減三和音の基本形では、和声第一音と第五音が減五音程となるので不協和音である。また、減
三和音の第二転回形は著しく耳障りな響きになるため、ほとんど使われない。
減三和音の第一転回形を用いる場合には、(1) 次に I が来る場合と、(2) 次の I 以外が来る場合
とを区別する必要がある。I が来る場合、典型的には減三和音として VII の和音を考えれば良い。
このとき VII は導音であるから、重複させたはならない。すなわち、このような減三和音では根
音の重複に注意する必要がある。(第五音の重複は普通である。第三音の重複もあり得る。)

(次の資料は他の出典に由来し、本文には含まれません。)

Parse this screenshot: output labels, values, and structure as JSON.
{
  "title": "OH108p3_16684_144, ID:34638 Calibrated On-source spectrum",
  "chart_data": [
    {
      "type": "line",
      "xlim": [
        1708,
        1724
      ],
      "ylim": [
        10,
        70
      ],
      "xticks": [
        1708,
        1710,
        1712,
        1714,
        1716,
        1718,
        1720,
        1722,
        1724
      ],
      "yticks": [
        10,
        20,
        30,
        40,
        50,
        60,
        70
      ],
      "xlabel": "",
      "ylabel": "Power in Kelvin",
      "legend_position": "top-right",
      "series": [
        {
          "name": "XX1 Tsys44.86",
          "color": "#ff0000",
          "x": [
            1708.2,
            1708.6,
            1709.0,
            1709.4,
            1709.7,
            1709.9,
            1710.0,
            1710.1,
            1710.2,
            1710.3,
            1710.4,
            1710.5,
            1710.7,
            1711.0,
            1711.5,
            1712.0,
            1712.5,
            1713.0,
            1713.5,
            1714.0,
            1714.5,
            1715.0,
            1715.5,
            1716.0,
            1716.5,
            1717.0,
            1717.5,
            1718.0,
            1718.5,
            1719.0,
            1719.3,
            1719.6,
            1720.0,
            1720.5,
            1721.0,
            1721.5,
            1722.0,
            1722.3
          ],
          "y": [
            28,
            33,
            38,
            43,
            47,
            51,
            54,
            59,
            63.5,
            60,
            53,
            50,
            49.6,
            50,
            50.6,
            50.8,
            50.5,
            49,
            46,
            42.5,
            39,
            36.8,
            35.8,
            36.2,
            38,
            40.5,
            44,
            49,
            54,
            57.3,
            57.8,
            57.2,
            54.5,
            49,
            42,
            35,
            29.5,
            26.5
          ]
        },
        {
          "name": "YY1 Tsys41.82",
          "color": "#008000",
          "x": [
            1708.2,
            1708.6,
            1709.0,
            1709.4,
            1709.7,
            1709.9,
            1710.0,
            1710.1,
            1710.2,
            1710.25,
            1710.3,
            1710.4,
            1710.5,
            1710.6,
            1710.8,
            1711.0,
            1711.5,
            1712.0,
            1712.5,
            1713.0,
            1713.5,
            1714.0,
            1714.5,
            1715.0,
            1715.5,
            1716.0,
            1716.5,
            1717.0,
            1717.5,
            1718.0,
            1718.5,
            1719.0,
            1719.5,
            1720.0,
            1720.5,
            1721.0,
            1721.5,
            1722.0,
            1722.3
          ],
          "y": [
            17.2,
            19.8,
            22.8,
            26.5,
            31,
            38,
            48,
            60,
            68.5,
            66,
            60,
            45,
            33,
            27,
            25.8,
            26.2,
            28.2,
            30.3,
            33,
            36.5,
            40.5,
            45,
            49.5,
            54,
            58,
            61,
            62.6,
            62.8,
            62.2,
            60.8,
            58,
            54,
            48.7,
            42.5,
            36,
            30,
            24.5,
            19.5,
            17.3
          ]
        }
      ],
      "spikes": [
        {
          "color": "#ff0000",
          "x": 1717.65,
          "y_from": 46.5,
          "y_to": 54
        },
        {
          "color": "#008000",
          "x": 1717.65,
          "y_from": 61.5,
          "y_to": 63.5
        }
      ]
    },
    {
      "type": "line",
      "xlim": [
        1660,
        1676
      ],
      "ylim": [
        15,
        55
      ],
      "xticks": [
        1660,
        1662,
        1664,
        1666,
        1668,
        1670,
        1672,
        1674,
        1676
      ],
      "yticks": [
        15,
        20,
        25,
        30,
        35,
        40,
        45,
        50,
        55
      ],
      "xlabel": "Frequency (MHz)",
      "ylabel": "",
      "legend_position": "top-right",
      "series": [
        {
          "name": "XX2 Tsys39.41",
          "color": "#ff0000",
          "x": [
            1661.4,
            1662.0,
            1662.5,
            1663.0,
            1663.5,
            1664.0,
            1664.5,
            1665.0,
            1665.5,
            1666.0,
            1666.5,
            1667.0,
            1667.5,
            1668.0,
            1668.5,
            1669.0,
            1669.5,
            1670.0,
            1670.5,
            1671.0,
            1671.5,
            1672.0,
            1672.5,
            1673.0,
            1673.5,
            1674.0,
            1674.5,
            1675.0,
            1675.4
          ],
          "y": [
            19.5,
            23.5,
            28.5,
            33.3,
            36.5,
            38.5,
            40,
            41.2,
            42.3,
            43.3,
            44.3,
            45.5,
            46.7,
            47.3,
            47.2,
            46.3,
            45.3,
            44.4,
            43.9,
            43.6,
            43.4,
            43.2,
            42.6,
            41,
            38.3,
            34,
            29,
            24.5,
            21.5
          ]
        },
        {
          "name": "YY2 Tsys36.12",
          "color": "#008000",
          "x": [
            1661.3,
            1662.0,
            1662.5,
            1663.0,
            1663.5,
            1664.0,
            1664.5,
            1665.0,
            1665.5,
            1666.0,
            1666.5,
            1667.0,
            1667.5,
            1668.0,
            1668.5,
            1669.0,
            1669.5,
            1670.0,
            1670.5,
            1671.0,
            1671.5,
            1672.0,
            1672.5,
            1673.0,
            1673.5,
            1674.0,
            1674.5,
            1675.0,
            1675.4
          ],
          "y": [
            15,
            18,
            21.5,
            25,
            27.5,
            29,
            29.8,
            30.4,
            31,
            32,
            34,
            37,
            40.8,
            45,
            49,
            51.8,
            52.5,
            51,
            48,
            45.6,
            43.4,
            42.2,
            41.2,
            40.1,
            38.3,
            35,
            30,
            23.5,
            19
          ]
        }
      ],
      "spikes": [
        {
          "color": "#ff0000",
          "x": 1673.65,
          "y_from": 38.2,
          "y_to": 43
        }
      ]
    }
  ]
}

ここで、導音は必ず主音へ解決するから上行進行である。このため平行五度の禁則を保つには、
減三和音の和音第五音は上行進行してはならないことに注意すること。
長調における VII に加えて短調における II も減三和音となるが、連結における注意事項は同じ
である。
減三和音は非常に多く I に連結されるのであるが、先に(2)とした I 以外の和音が連結する場合
もある。この場合、根音は導音ではない為、重複させても大丈夫である。